The second floor invites us to Lee Kang-So’s now trademark combination of images like birds and boats with abstract brushstrokes, a style he actively executed since the 1990’s. Simple yet fluid symbols like birds, deers, boats, mountains, houses, or water appear as a mere few lines that have barely been drawn. These images coexist with abstracted brushstrokes of varying colors and density, forming a dual structure in Lee Kang-So’s paintings. By juxtaposing objects symbolizing nature and civilization with freely drawn brushstrokes, he captures one essence of natural life that is always in the process of creation, not one as limited by our preconceptions. Hoping to open multiple avenues for interpretation by minimizing the artist’s intervention, he adds that “it doesn’t matter if you see it as a duck, a boat, or a deer. They are all illusions perceived then dissipated at the eye of the beholder. I only try to have each person decide, feel, and experience as their own”. Works from Serenity using color, introduced for the first time at From a Dream, seizes our attention with a bold orange and navy brushstrokes of different density. Layers of brushstrokes create an abstract space with depth, while light traces of objects frolicking within produce a dynamic yet serene atmosphere like refreshing silvery winds of early summer.

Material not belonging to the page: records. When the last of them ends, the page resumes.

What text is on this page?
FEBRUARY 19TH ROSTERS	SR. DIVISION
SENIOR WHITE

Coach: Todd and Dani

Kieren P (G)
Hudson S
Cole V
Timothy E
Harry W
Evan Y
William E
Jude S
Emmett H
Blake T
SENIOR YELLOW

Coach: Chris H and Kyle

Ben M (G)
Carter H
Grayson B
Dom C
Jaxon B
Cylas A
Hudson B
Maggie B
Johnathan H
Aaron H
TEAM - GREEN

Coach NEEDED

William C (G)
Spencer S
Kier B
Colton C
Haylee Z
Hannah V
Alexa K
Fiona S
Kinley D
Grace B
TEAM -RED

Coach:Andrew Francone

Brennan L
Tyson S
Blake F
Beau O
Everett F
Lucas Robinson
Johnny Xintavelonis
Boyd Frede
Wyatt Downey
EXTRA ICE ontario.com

As Lee Kang-So himself characterizes his works as “pictures that were drawn”, he avoids subjective expressions of emotions, intention, or a unidirectional solution, instead traversing between the visible and invisible, particles and energy, here and there, being and non-being, me and you, all in a moment of space and time like a wise spirit. His unpredictable brushstrokes enlivened with the living energy provide viewers with an alternate perspective of seeing the world. In other words, Lee Kang-So’s paintings, or artworks, are a result of ceaseless efforts to escape the modernist view of the world as immutable and self-explanatory, revealing the truth of all being as always buoyant and pulsating. They are at the same time a philosophical question asking whether the world equals reality, and an answer to how we can visualize this world stepping outside our own human perspective.